The protein works by inhibiting release of acetylcholine from the presynaptic terminal of the cholinergic nerve junctions with striated muscle and eccrine glands.[61,75] There are three steps to the neurotoxic process: the toxin binds to cholinergic receptors via the H chain, the neurotoxin is internalized by endocytosis, and finally acetycholine release is blocked. This final step is carried out by the L chain, which has proteolytic activity, cleaving a protein that is part of a complex intracellular platform involved in release of acetylcholine from vesicles through the cell membrane. Each of the toxins is able to cleave a different specific protein that is part of the acetylcholine transport apparatus.
It was originally thought that the prolonged but impermanent chemodenervation caused by botulinum toxin was due to anatomic changes of the motor neuron. The nerve terminal develops sprouts that eventually reach the muscle fiber and become functional. The sprouts regress, though, when the intoxicated nerve terminal is again capable of exocytosis.
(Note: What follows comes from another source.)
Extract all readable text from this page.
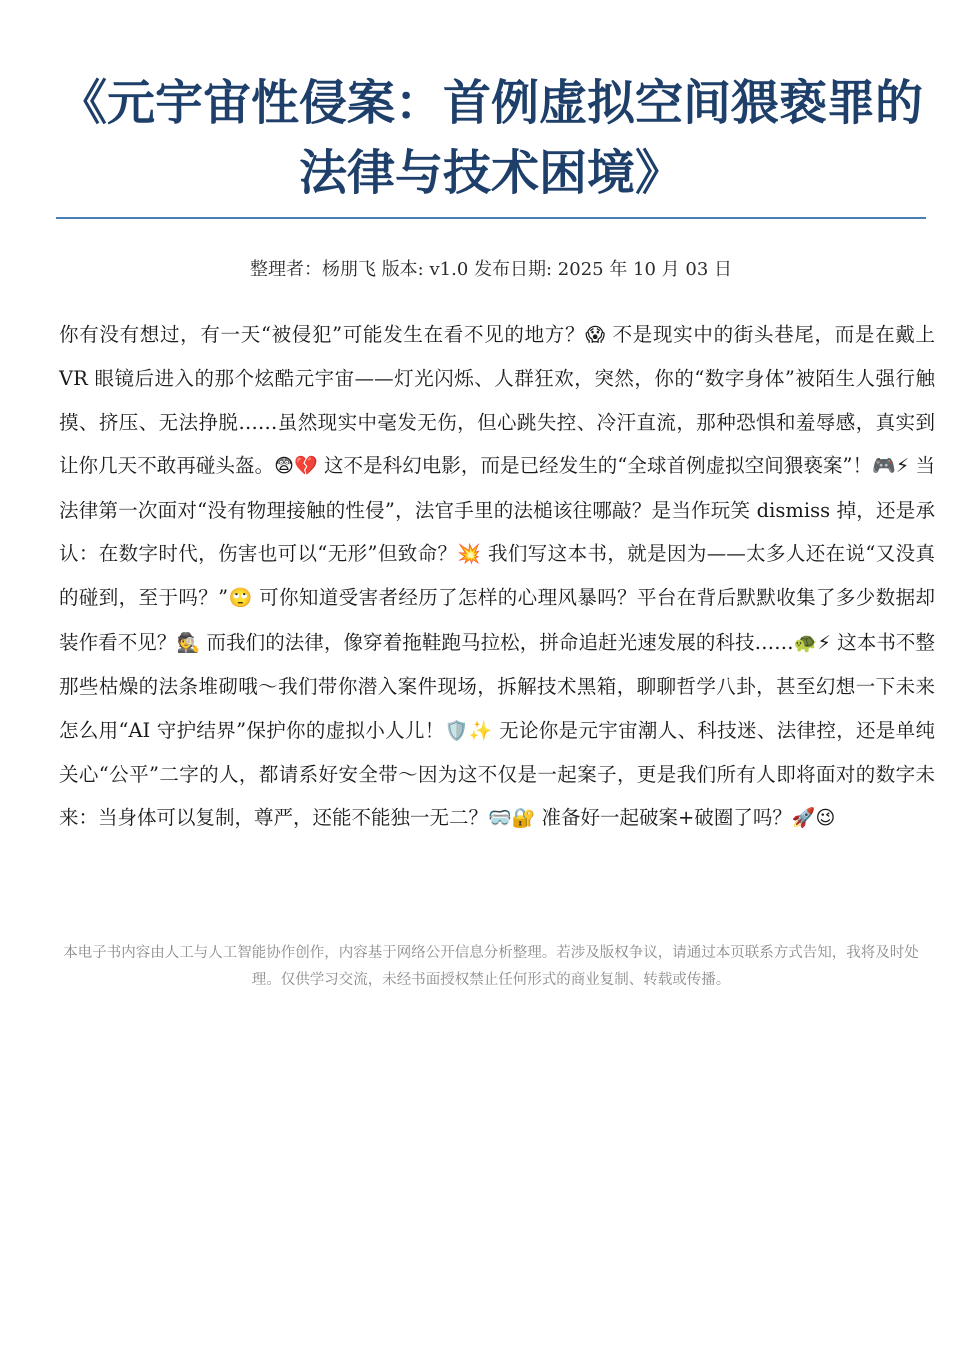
《元宇宙性侵案：首例虚拟空间猥亵罪的法律与技术困境》
整理者：杨朋飞 版本: v1.0 发布日期: 2025 年 10 月 03 日

你有没有想过，有一天“被侵犯”可能发生在看不见的地方？😱 不是现实中的街头巷尾，而是在戴上 VR 眼镜后进入的那个炫酷元宇宙——灯光闪烁、人群狂欢，突然，你的“数字身体”被陌生人强行触摸、挤压、无法挣脱……虽然现实中毫发无伤，但心跳失控、冷汗直流，那种恐惧和羞辱感，真实到让你几天不敢再碰头盔。😨💔 这不是科幻电影，而是已经发生的“全球首例虚拟空间猥亵案”！🎮⚡ 当法律第一次面对“没有物理接触的性侵”，法官手里的法槌该往哪敲？是当作玩笑 dismiss 掉，还是承认：在数字时代，伤害也可以“无形”但致命？💥 我们写这本书，就是因为——太多人还在说“又没真的碰到，至于吗？”🙄 可你知道受害者经历了怎样的心理风暴吗？平台在背后默默收集了多少数据却装作看不见？🕵️ 而我们的法律，像穿着拖鞋跑马拉松，拼命追赶光速发展的科技……🐢⚡ 这本书不整那些枯燥的法条堆砌哦～我们带你潜入案件现场，拆解技术黑箱，聊聊哲学八卦，甚至幻想一下未来怎么用“AI 守护结界”保护你的虚拟小人儿！🛡️✨ 无论你是元宇宙潮人、科技迷、法律控，还是单纯关心“公平”二字的人，都请系好安全带～因为这不仅是一起案子，更是我们所有人即将面对的数字未来：当身体可以复制，尊严，还能不能独一无二？🥽🔐 准备好一起破案+破圈了吗？🚀😉

本电子书内容由人工与人工智能协作创作，内容基于网络公开信息分析整理。若涉及版权争议，请通过本页联系方式告知，我将及时处理。仅供学习交流，未经书面授权禁止任何形式的商业复制、转载或传播。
The neuron once again becomes capable of exocytosis when the proteins that are cleaved by toxin are made anew.
Botulinum toxin A (BTX-A) is the most potent of the seven serotypes and is the form available commercially in two products. Botox (Allergan, Irvine, California) is available internationally and in the U.S. Dysport (Ipsen Biopharm, Wrexham, U.K.) is used primarily in Europe . Both products contain BTX-A but are different formulations manufactured by different processes and therefore have different potency. One unit of Botox is said to be equivalent to three to five units of Dysport.  However, a study comparing local and systemic effects of the two preparations suggested that the dose ratio will differ when the serotypes diffuse from the injection site and have a systemic effect, which is likely to occur at higher doses. 
Botulinum toxin B is available commercially as Myobloc (Elan Pharmaceuticals, San Francisco, California, and Dublin, Ireland). Currently Myobloc has FDA approval only for cervical dystonia, and it is not approved by the FDA for treatment of hyperhidrosis.